Now, I am learning to let go.
I move pain through my body in ways that feel real and alive. Sometimes it is shaking after a heavy group session. Sometimes it is dancing in the quiet of my living room. Sometimes it is letting tears fall freely without shame or apology. I used to suppress them and wonder why my body would rebel later with a migraine or stiffness. We are not made to hold all this inside. Now I honor what wants to move.
Living with a chronic illness means pain is always present, but it does not have to define me. I sing in the car at the top of my lungs, releasing sorrow and rage and everything I have held for others as well as myself. I write, letting the words pour onto the page so my body does not have to carry them alone. I am learning that giving pain a home outside my body is not indulgence. It is survival.
Pain does not belong to the body alone. It can live elsewhere, in sound, in movement, in expression. It can become art, ritual, and witness. It can be transformed into something that nourishes instead of destroys.

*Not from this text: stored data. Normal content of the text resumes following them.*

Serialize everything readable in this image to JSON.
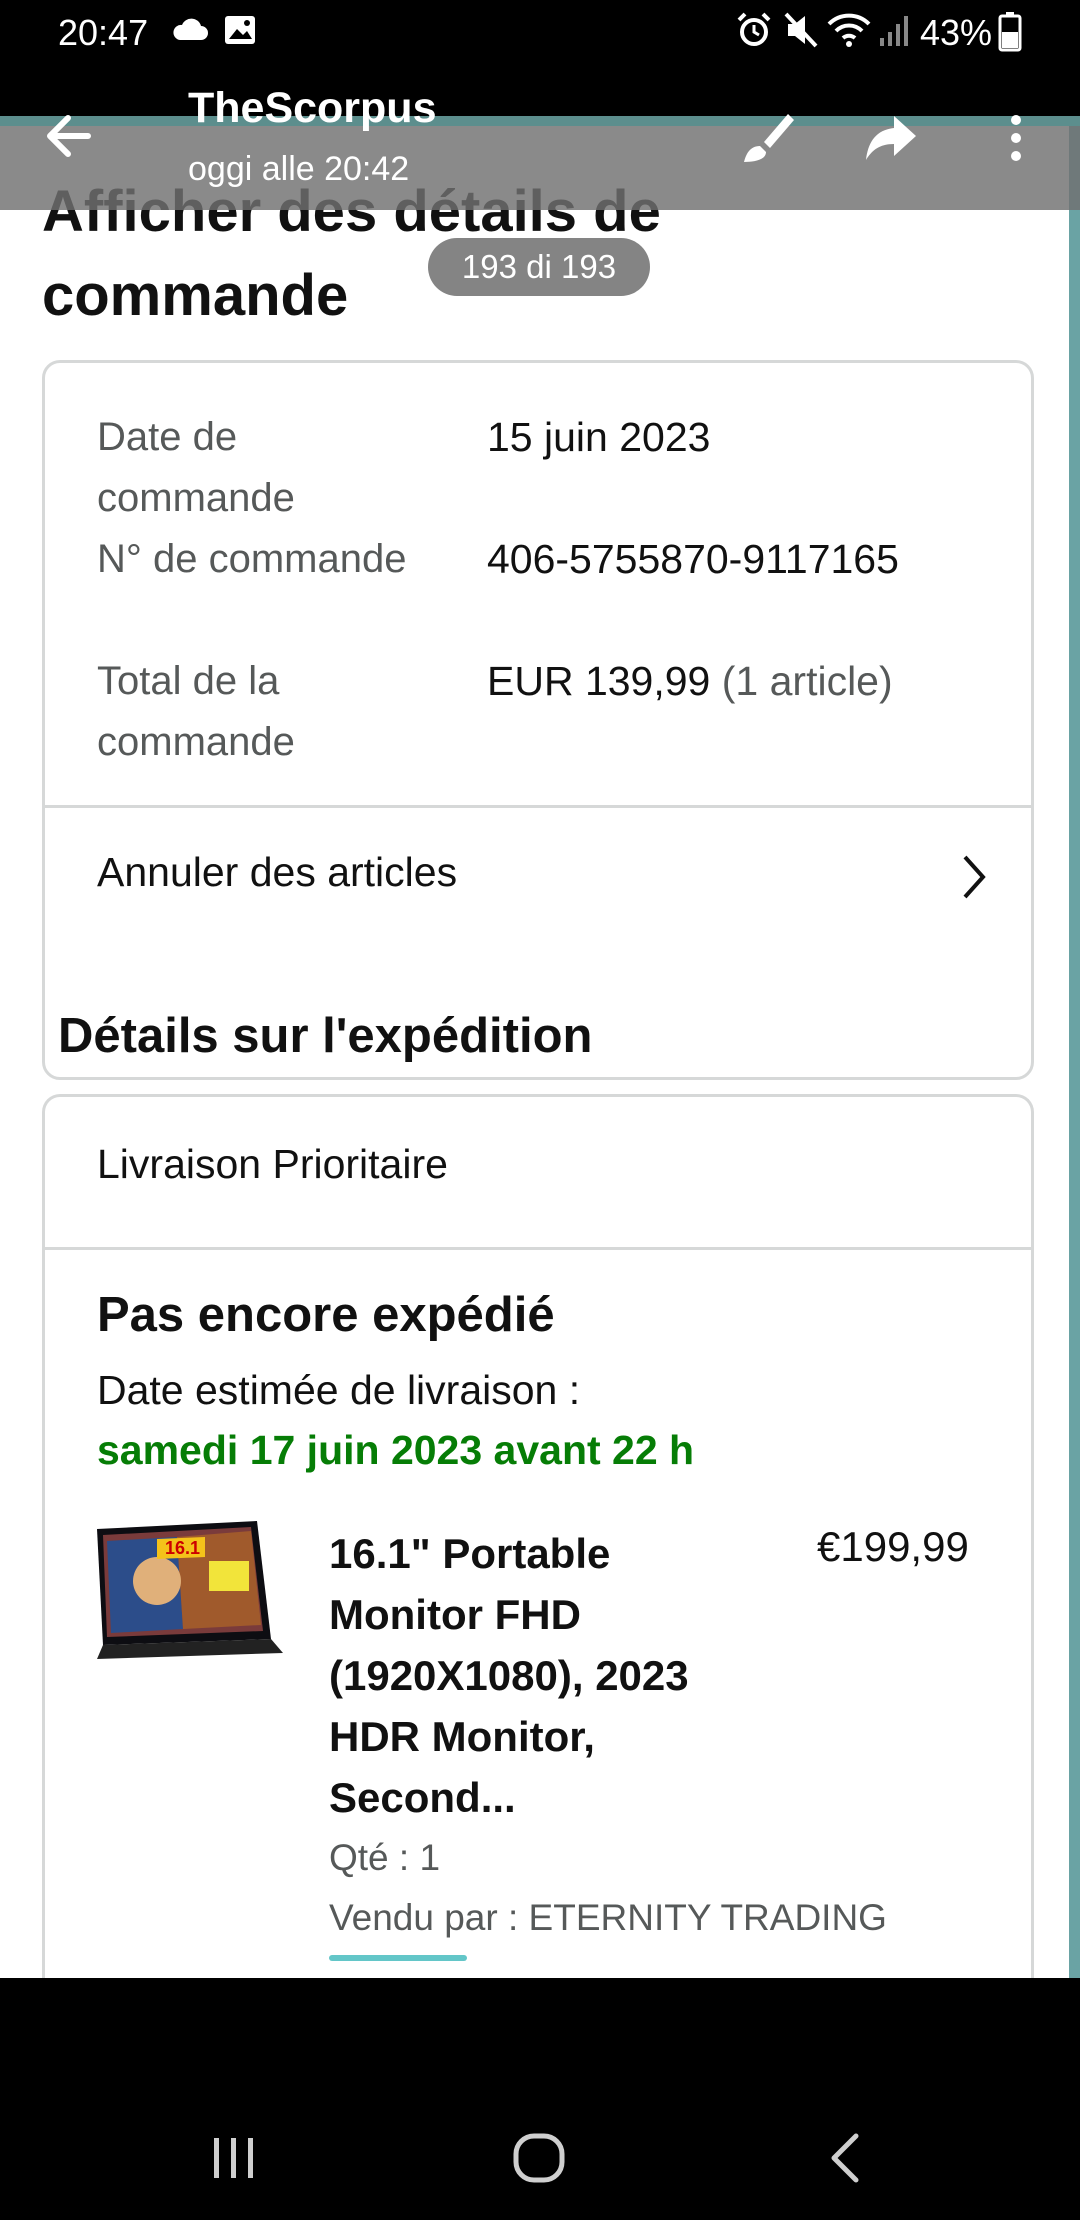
{
  "status_bar": {
    "time": "20:47",
    "battery_percent": "43%",
    "icons": [
      "cloud-icon",
      "gallery-icon",
      "alarm-icon",
      "mute-icon",
      "wifi-icon",
      "signal-icon",
      "battery-icon"
    ]
  },
  "viewer": {
    "sender": "TheScorpus",
    "timestamp": "oggi alle 20:42",
    "counter": "193 di 193",
    "actions": [
      "back-arrow-icon",
      "brush-icon",
      "share-icon",
      "more-vert-icon"
    ]
  },
  "page": {
    "title": "Afficher des détails de commande",
    "order": {
      "date_label": "Date de commande",
      "date_value": "15 juin 2023",
      "number_label": "N° de commande",
      "number_value": "406-5755870-9117165",
      "total_label": "Total de la commande",
      "total_value": "EUR 139,99",
      "total_items": "(1 article)",
      "cancel_label": "Annuler des articles"
    },
    "shipping": {
      "heading": "Détails sur l'expédition",
      "method": "Livraison Prioritaire",
      "status": "Pas encore expédié",
      "delivery_label": "Date estimée de livraison :",
      "delivery_date": "samedi 17 juin 2023 avant 22 h"
    },
    "product": {
      "title": "16.1\" Portable Monitor FHD (1920X1080), 2023 HDR Monitor, Second...",
      "price": "€199,99",
      "quantity": "Qté : 1",
      "seller": "Vendu par : ETERNITY TRADING",
      "image_badge": "16.1"
    }
  },
  "colors": {
    "delivery_green": "#067d06",
    "muted_text": "#565959",
    "border": "#d6d8d8"
  }
}
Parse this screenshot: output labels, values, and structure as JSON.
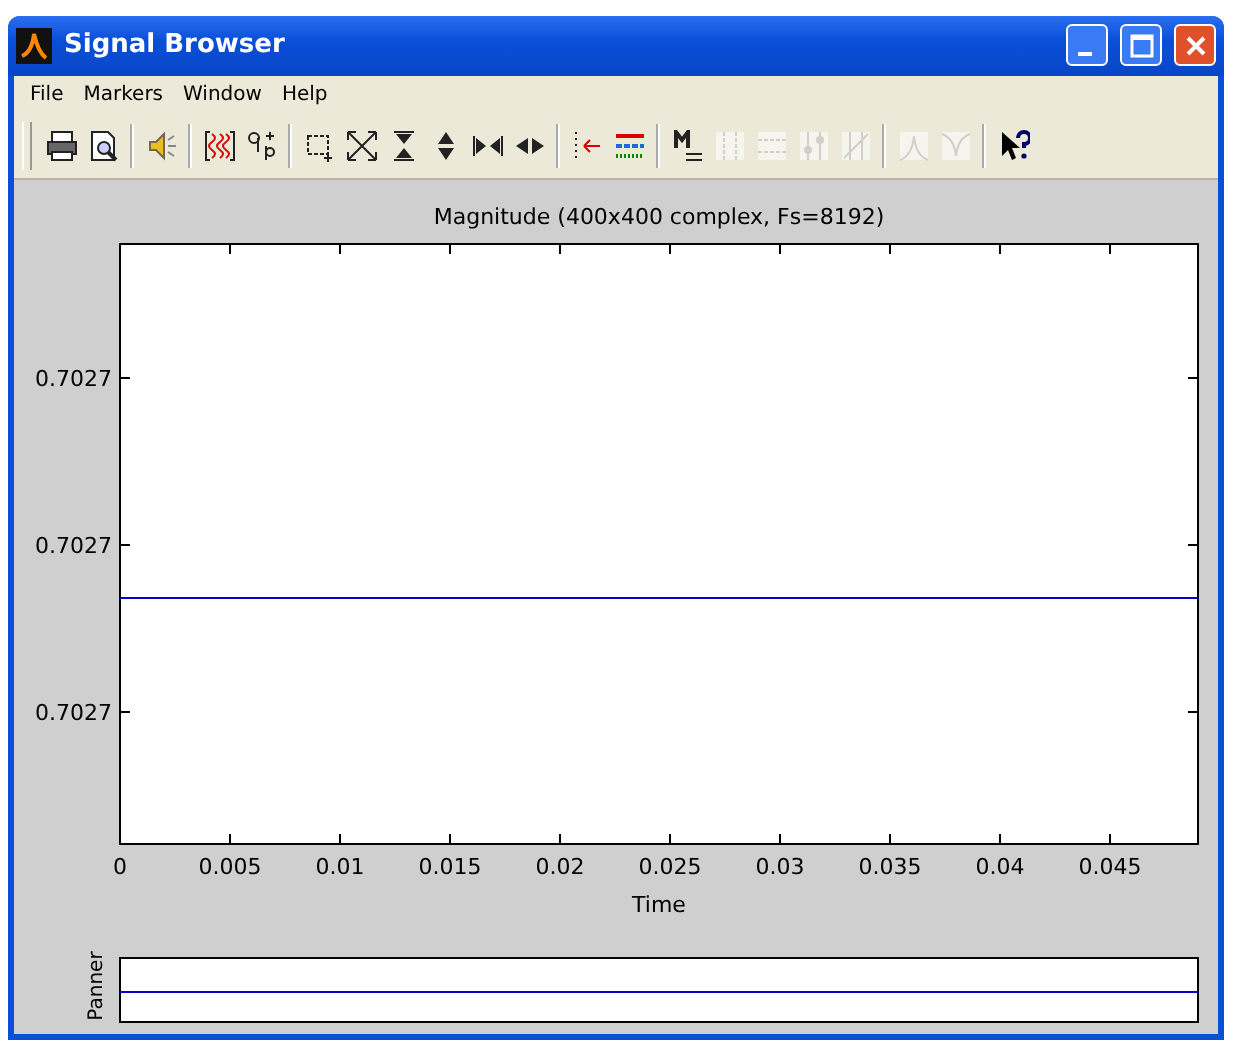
{
  "window": {
    "title": "Signal Browser"
  },
  "menu": [
    "File",
    "Markers",
    "Window",
    "Help"
  ],
  "toolbar": [
    [
      {
        "kind": "print",
        "disabled": false
      },
      {
        "kind": "preview",
        "disabled": false
      }
    ],
    [
      {
        "kind": "speaker",
        "disabled": false
      }
    ],
    [
      {
        "kind": "select",
        "disabled": false
      },
      {
        "kind": "array",
        "disabled": false
      }
    ],
    [
      {
        "kind": "zoombox",
        "disabled": false
      },
      {
        "kind": "full",
        "disabled": false
      },
      {
        "kind": "yin",
        "disabled": false
      },
      {
        "kind": "yout",
        "disabled": false
      },
      {
        "kind": "xin",
        "disabled": false
      },
      {
        "kind": "xout",
        "disabled": false
      }
    ],
    [
      {
        "kind": "marker",
        "disabled": false
      },
      {
        "kind": "lineprops",
        "disabled": false
      }
    ],
    [
      {
        "kind": "mtoggle",
        "disabled": false
      },
      {
        "kind": "vmark",
        "disabled": true
      },
      {
        "kind": "hmark",
        "disabled": true
      },
      {
        "kind": "track",
        "disabled": true
      },
      {
        "kind": "slope",
        "disabled": true
      }
    ],
    [
      {
        "kind": "peak",
        "disabled": true
      },
      {
        "kind": "valley",
        "disabled": true
      }
    ],
    [
      {
        "kind": "help",
        "disabled": false
      }
    ]
  ],
  "plot": {
    "title": "Magnitude (400x400 complex, Fs=8192)",
    "y_tick_labels": [
      "0.7027",
      "0.7027",
      "0.7027"
    ],
    "x_tick_labels": [
      "0",
      "0.005",
      "0.01",
      "0.015",
      "0.02",
      "0.025",
      "0.03",
      "0.035",
      "0.04",
      "0.045"
    ],
    "xlabel": "Time"
  },
  "panner": {
    "label": "Panner"
  }
}
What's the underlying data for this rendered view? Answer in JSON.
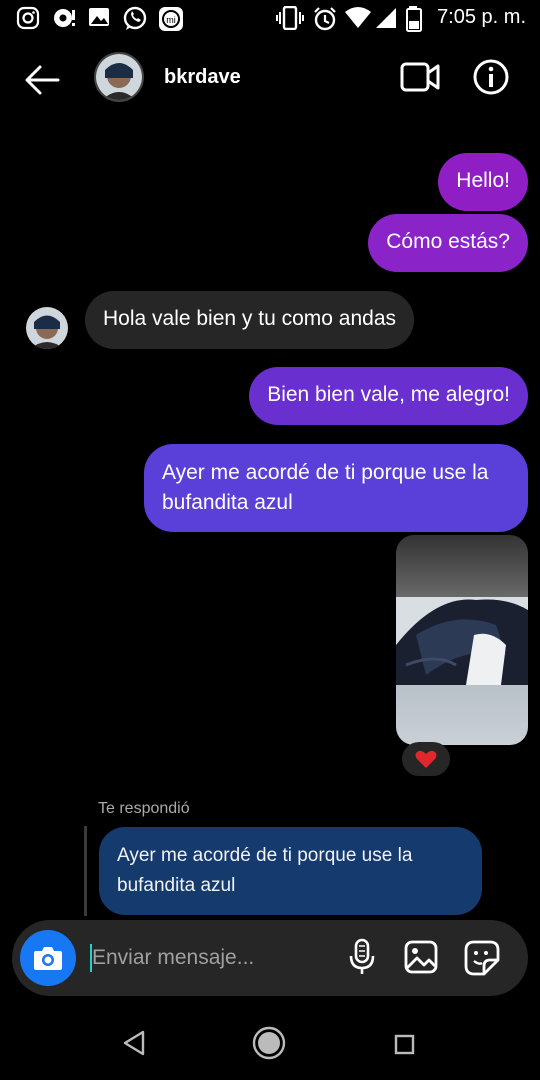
{
  "status_bar": {
    "time": "7:05 p. m.",
    "icons": [
      "instagram-icon",
      "chat-notification-icon",
      "image-icon",
      "whatsapp-icon",
      "mi-icon",
      "vibrate-icon",
      "alarm-icon",
      "wifi-icon",
      "signal-icon",
      "battery-icon"
    ]
  },
  "header": {
    "username": "bkrdave",
    "icons": [
      "back-arrow-icon",
      "video-call-icon",
      "info-icon"
    ]
  },
  "messages": [
    {
      "from": "me",
      "text": "Hello!"
    },
    {
      "from": "me",
      "text": "Cómo estás?"
    },
    {
      "from": "them",
      "text": "Hola vale bien y tu como andas"
    },
    {
      "from": "me",
      "text": "Bien bien vale, me alegro!"
    },
    {
      "from": "me",
      "text": "Ayer me acordé de ti porque use la bufandita azul"
    },
    {
      "from": "me",
      "type": "photo",
      "reaction": "heart"
    }
  ],
  "reply": {
    "label": "Te respondió",
    "quoted_text": "Ayer me acordé de ti porque use la bufandita azul"
  },
  "composer": {
    "placeholder": "Enviar mensaje...",
    "icons": [
      "camera-icon",
      "microphone-icon",
      "gallery-icon",
      "sticker-icon"
    ]
  },
  "colors": {
    "accent_blue": "#1877f2",
    "heart": "#e0282c",
    "purple": "#8f1fc4"
  },
  "nav_bar": {
    "icons": [
      "nav-back-icon",
      "nav-home-icon",
      "nav-recent-icon"
    ]
  }
}
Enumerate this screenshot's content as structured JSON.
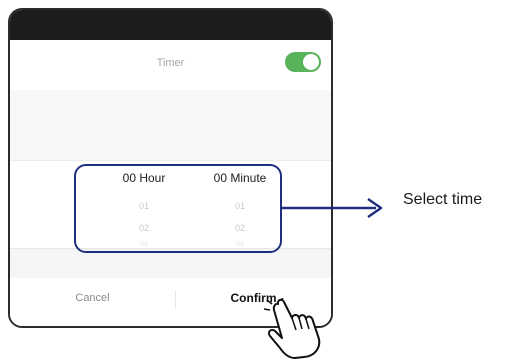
{
  "timer": {
    "label": "Timer",
    "enabled": true,
    "toggle_color": "#59b35a"
  },
  "picker": {
    "hour": {
      "header": "00 Hour",
      "items": [
        "01",
        "02",
        "03"
      ]
    },
    "minute": {
      "header": "00 Minute",
      "items": [
        "01",
        "02",
        "03"
      ]
    }
  },
  "actions": {
    "cancel_label": "Cancel",
    "confirm_label": "Confirm"
  },
  "annotation": {
    "callout_text": "Select time",
    "highlight_color": "#1f2f7e"
  }
}
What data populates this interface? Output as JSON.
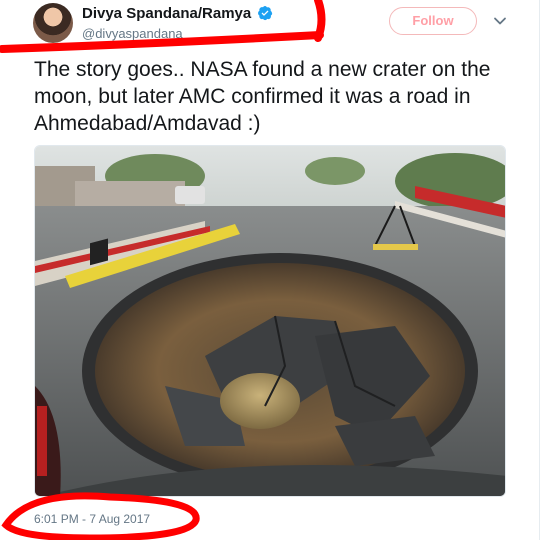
{
  "author": {
    "name": "Divya Spandana/Ramya",
    "handle": "@divyaspandana"
  },
  "follow_button": {
    "label": "Follow"
  },
  "tweet": {
    "text": "The story goes.. NASA found a new crater on the moon, but later AMC confirmed it was a road in Ahmedabad/Amdavad :)"
  },
  "timestamp": "6:01 PM - 7 Aug 2017",
  "colors": {
    "follow_border": "#f4b9ba",
    "follow_text": "#ff9fa6",
    "verified_blue": "#1da1f2",
    "annotation_red": "#ff0000",
    "secondary_text": "#657786"
  },
  "icons": {
    "verified": "verified-badge-icon",
    "menu": "chevron-down-icon"
  }
}
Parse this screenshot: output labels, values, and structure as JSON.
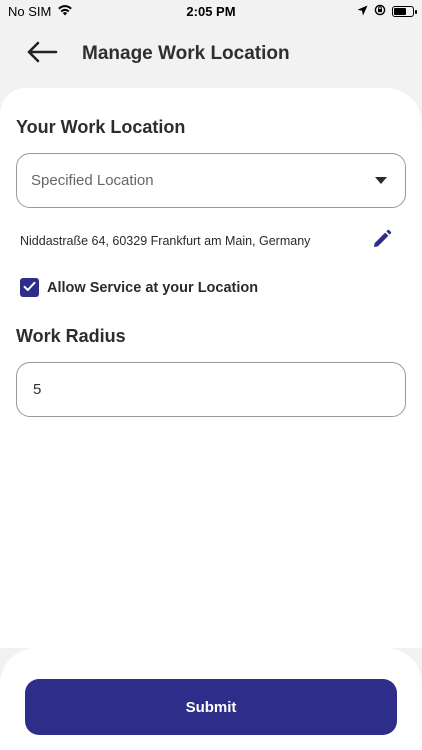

Each time I allow myself to release it, I reclaim my body. I reclaim my breath. I reclaim the right to exist in this world with tenderness and strength. My body becomes a vessel of life and presence instead of a coffin for grief. Each movement, each song, each tear, each written word is a small act of liberation. Each act reminds me that I am more than the pain I carry.
My healing is ongoing, messy, and alive. I choose to honor my body, my grief, and my spirit with compassion. I choose to let pain move through me instead of holding it hostage. And in doing so, I create more space for connection, for joy, for life that feels fully lived.